De Kanselier zag den Graaf scherp in de oogen.

»Dus verwondering, te ontvangen wat Uwe Excellentie alreede meende te houden?” vroeg hij.

»Waarvoor ik reeds eed had gedaan — te Dordrecht — bij mijne intrede; en was niet die intrede zelve…?”
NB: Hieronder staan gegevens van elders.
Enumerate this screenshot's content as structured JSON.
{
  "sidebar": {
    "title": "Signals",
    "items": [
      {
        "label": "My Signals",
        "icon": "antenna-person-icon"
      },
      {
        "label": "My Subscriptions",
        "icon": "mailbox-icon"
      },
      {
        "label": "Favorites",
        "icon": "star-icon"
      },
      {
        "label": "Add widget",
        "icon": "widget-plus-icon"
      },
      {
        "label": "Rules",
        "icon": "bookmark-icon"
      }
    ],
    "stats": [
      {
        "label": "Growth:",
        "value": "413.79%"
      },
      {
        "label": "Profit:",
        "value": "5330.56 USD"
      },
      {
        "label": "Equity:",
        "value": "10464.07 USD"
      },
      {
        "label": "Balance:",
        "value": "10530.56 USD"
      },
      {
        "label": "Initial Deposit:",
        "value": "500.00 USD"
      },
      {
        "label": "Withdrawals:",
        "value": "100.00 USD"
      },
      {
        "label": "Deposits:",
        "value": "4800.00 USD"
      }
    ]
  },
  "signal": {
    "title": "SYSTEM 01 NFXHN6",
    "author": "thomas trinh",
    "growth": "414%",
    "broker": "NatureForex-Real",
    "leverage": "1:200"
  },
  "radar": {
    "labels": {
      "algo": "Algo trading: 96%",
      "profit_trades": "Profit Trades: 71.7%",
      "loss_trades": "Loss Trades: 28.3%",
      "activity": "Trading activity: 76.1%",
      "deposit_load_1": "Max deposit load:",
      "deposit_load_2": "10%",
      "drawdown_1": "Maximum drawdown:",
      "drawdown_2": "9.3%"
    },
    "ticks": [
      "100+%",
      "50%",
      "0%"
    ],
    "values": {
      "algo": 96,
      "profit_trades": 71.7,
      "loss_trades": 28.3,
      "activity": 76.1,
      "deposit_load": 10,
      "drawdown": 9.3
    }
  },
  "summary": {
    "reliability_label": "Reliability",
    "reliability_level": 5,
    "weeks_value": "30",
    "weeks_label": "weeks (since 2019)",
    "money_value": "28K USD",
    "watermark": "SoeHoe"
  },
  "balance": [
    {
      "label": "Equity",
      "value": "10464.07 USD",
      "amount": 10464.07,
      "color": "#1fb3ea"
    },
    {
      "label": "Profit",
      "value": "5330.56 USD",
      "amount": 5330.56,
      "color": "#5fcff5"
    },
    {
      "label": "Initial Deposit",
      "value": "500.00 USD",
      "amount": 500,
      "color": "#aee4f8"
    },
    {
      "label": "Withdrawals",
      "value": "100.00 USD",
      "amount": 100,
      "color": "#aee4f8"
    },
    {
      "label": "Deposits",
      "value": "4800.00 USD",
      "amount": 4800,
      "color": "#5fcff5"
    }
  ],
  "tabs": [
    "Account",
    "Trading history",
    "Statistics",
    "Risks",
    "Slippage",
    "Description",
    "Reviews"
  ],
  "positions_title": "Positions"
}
»Mijne Heeren van Dordt zijn snel geweest, maar daarom toch niet voorbarig; de heeren hier zijn langzamer te werk gegaan, maar daarom niet meer staatkundig. Toen Uwe Excellentie een voet aan land zette op Zeeuwsche kust, was het de voet van een Gouverneur-Generaal, of onder welken titel dan ook, van een Hoofd dat de macht hield van dezen; Uwe Excellentie is hier gekomen, om benevens de zaken van oorlog en die van religie, politie en justitie te handhaven en te regelen; dat kon niet worden volbracht door een simpelen luitenant-generaal van Engelsche hulptroepen, dus kan het niet in het accoord zijn begrepen geweest.”

In eene soort van verrukking nam Leycester zijne hand.

»O, voorwaar!” riep hij, »daar is hier in Holland niemand die mij zoo goed verstaat als mijn achtbare Kanselier!”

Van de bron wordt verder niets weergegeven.